The fun part: give your agent a body of data
Here’s what I really wanted to build. Once you have a clean, unified health API, exposing it to an LLM is the obvious next move — “How did I sleep last week?”, “Log my morning run”, “What’s my average resting heart rate this month?” should just work.
So Shiny.Health.Extensions.AI turns IHealthService into Microsoft.Extensions.AI tool functions. I deliberately did not generate one tool per metric — 25 near-identical tools is how you confuse a model. Instead there’s a single get_health_metric tool with a metric enum, and the enum only contains the metrics you opted in. Read-only by default; write is opt-in per area.
builder.Services.AddHealthAITools(tools => tools
.AddAllMetrics() // read everything numeric
.AddMetric(DataType.Weight, HealthAICapabilities.ReadWrite)
.AddBloodPressure(HealthAICapabilities.ReadWrite)
.AddCycleTracking()
.AddWorkouts(HealthAICapabilities.ReadWrite)
.AddNutrition()
);
var tools = sp.GetRequiredService<HealthAITools>().Tools;
var response = await chatClient.GetResponseAsync(messages, new ChatOptions { Tools = [.. tools] });
That’s it. The model can now read and (where you allow it) write health data through natural language. The whole package is AOT-compatible — schemas are hand-built and results come back as JsonNode, so there’s no reflection in the tool path.

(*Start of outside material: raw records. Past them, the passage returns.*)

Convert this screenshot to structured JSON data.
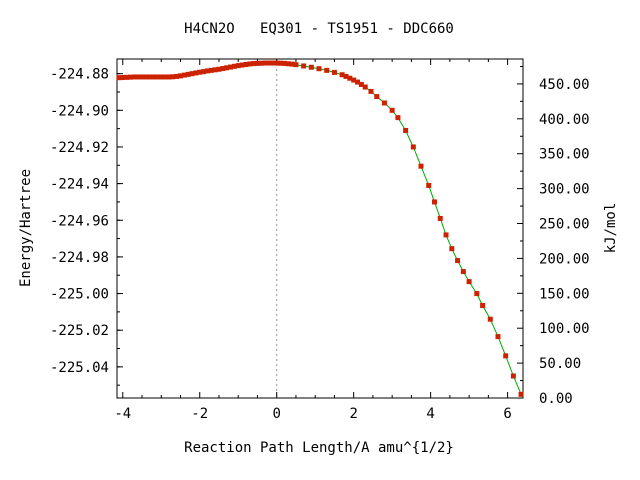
{
  "chart_data": {
    "type": "line",
    "title": "H4CN2O   EQ301 - TS1951 - DDC660",
    "xlabel": "Reaction Path Length/A amu^{1/2}",
    "ylabel": "Energy/Hartree",
    "y2label": "kJ/mol",
    "xlim": [
      -4.15,
      6.4
    ],
    "ylim": [
      -225.057,
      -224.872
    ],
    "y2lim": [
      0.0,
      485.7
    ],
    "xticks": [
      -4,
      -2,
      0,
      2,
      4,
      6
    ],
    "xtick_labels": [
      "-4",
      "-2",
      "0",
      "2",
      "4",
      "6"
    ],
    "yticks": [
      -224.88,
      -224.9,
      -224.92,
      -224.94,
      -224.96,
      -224.98,
      -225.0,
      -225.02,
      -225.04
    ],
    "ytick_labels": [
      "-224.88",
      "-224.90",
      "-224.92",
      "-224.94",
      "-224.96",
      "-224.98",
      "-225.00",
      "-225.02",
      "-225.04"
    ],
    "y2ticks": [
      450,
      400,
      350,
      300,
      250,
      200,
      150,
      100,
      50,
      0
    ],
    "y2tick_labels": [
      "450.00",
      "400.00",
      "350.00",
      "300.00",
      "250.00",
      "200.00",
      "150.00",
      "100.00",
      "50.00",
      "0.00"
    ],
    "vline_x": 0,
    "grid": false,
    "series": [
      {
        "line_color": "#00aa00",
        "marker_color": "#cc2200",
        "x": [
          -4.1,
          -4.0,
          -3.9,
          -3.8,
          -3.7,
          -3.6,
          -3.5,
          -3.4,
          -3.3,
          -3.2,
          -3.1,
          -3.0,
          -2.9,
          -2.8,
          -2.7,
          -2.6,
          -2.5,
          -2.4,
          -2.3,
          -2.2,
          -2.1,
          -2.0,
          -1.9,
          -1.8,
          -1.7,
          -1.6,
          -1.5,
          -1.4,
          -1.3,
          -1.2,
          -1.1,
          -1.0,
          -0.9,
          -0.8,
          -0.7,
          -0.6,
          -0.5,
          -0.4,
          -0.3,
          -0.2,
          -0.1,
          0.0,
          0.1,
          0.2,
          0.3,
          0.4,
          0.5,
          0.7,
          0.9,
          1.1,
          1.3,
          1.5,
          1.7,
          1.8,
          1.9,
          2.0,
          2.1,
          2.2,
          2.3,
          2.45,
          2.6,
          2.8,
          3.0,
          3.15,
          3.35,
          3.55,
          3.75,
          3.95,
          4.1,
          4.25,
          4.4,
          4.55,
          4.7,
          4.85,
          5.0,
          5.2,
          5.35,
          5.55,
          5.75,
          5.95,
          6.15,
          6.35
        ],
        "y": [
          -224.8822,
          -224.8821,
          -224.882,
          -224.8819,
          -224.8818,
          -224.8818,
          -224.8818,
          -224.8818,
          -224.8818,
          -224.8818,
          -224.8818,
          -224.8818,
          -224.8818,
          -224.8818,
          -224.8817,
          -224.8815,
          -224.8812,
          -224.8808,
          -224.8804,
          -224.88,
          -224.8796,
          -224.8792,
          -224.8789,
          -224.8785,
          -224.8782,
          -224.8779,
          -224.8776,
          -224.8772,
          -224.8768,
          -224.8764,
          -224.876,
          -224.8756,
          -224.8753,
          -224.875,
          -224.8747,
          -224.8745,
          -224.8744,
          -224.8743,
          -224.8742,
          -224.8742,
          -224.8742,
          -224.8742,
          -224.8743,
          -224.8744,
          -224.8746,
          -224.8748,
          -224.8751,
          -224.8758,
          -224.8765,
          -224.8773,
          -224.8782,
          -224.8793,
          -224.8806,
          -224.8815,
          -224.8825,
          -224.8835,
          -224.8846,
          -224.8859,
          -224.8873,
          -224.8897,
          -224.8925,
          -224.896,
          -224.9,
          -224.904,
          -224.911,
          -224.92,
          -224.9305,
          -224.941,
          -224.95,
          -224.959,
          -224.968,
          -224.9755,
          -224.982,
          -224.988,
          -224.9935,
          -225.0,
          -225.0065,
          -225.014,
          -225.0235,
          -225.034,
          -225.045,
          -225.055
        ]
      }
    ]
  }
}
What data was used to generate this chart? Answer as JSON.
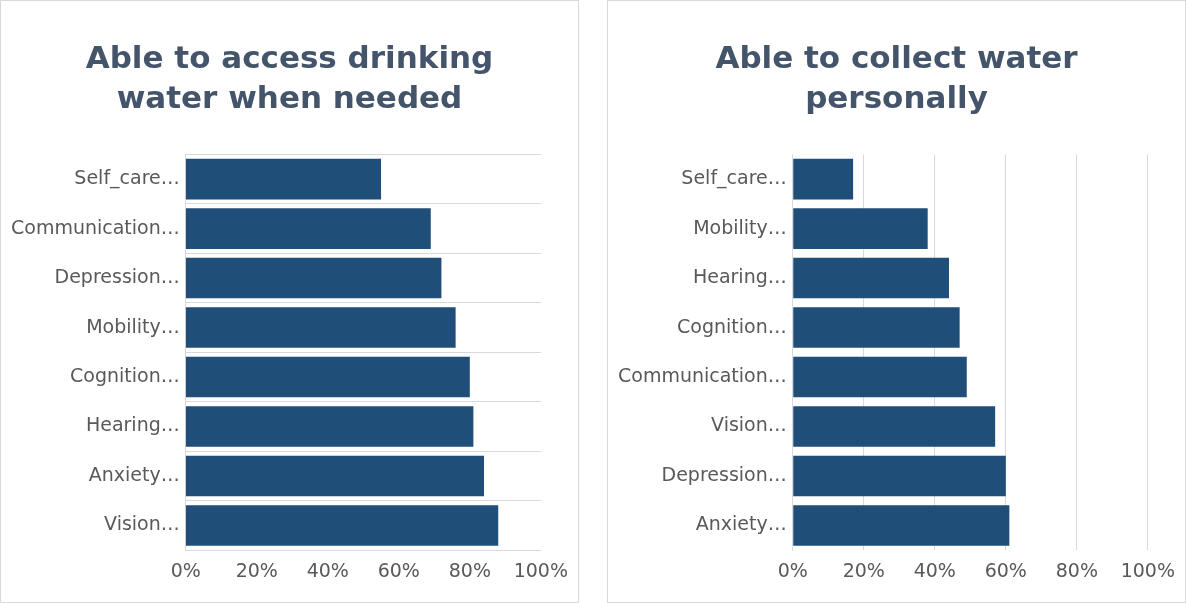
{
  "chart_data": [
    {
      "type": "bar",
      "orientation": "horizontal",
      "title": "Able to access drinking water when needed",
      "categories": [
        "Self_care…",
        "Communication…",
        "Depression…",
        "Mobility…",
        "Cognition…",
        "Hearing…",
        "Anxiety…",
        "Vision…"
      ],
      "values": [
        55,
        69,
        72,
        76,
        80,
        81,
        84,
        88
      ],
      "color": "#1f4e79",
      "xlim": [
        0,
        100
      ],
      "xticks": [
        {
          "value": 0,
          "label": "0%"
        },
        {
          "value": 20,
          "label": "20%"
        },
        {
          "value": 40,
          "label": "40%"
        },
        {
          "value": 60,
          "label": "60%"
        },
        {
          "value": 80,
          "label": "80%"
        },
        {
          "value": 100,
          "label": "100%"
        }
      ],
      "grid": "y",
      "legend": false
    },
    {
      "type": "bar",
      "orientation": "horizontal",
      "title": "Able to collect water personally",
      "categories": [
        "Self_care…",
        "Mobility…",
        "Hearing…",
        "Cognition…",
        "Communication…",
        "Vision…",
        "Depression…",
        "Anxiety…"
      ],
      "values": [
        17,
        38,
        44,
        47,
        49,
        57,
        60,
        61
      ],
      "color": "#1f4e79",
      "xlim": [
        0,
        100
      ],
      "xticks": [
        {
          "value": 0,
          "label": "0%"
        },
        {
          "value": 20,
          "label": "20%"
        },
        {
          "value": 40,
          "label": "40%"
        },
        {
          "value": 60,
          "label": "60%"
        },
        {
          "value": 80,
          "label": "80%"
        },
        {
          "value": 100,
          "label": "100%"
        }
      ],
      "grid": "x",
      "legend": false
    }
  ]
}
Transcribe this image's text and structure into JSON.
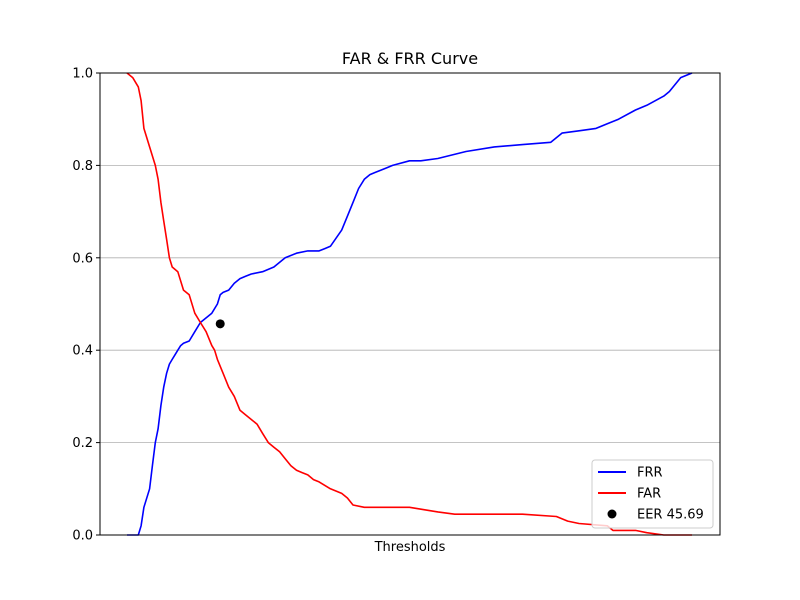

I’m not going to lie to you about the platforms
A unified API is great right up until it papers over a real difference and burns you. So where the platforms genuinely disagree, Shiny Health surfaces it instead of hiding it:
- Heart rate variability is SDNN on iOS and RMSSD on Android. Both in milliseconds, both “HRV”, but computed differently — don’t compare them across platforms.
- Speed and Power are generic on Health Connect; HealthKit has no generic versions, so
Speedmaps to walking speed andPowerto cycling power. - A workout’s energy and distance are
nullon Android read, because Health Connect stores those as separate records from the session.
Those caveats are in the XML docs and the platform notes — I’d rather you know up front than file a bug.
Try it
dotnet add package Shiny.Health
dotnet add package Shiny.Health.Extensions.AI # optional, for the agent stuff
Docs are at shinylib.net/health, source is on GitHub. One interface, both platforms, 30+ metrics — and now an agent that can read and write all of them. Go build something healthy.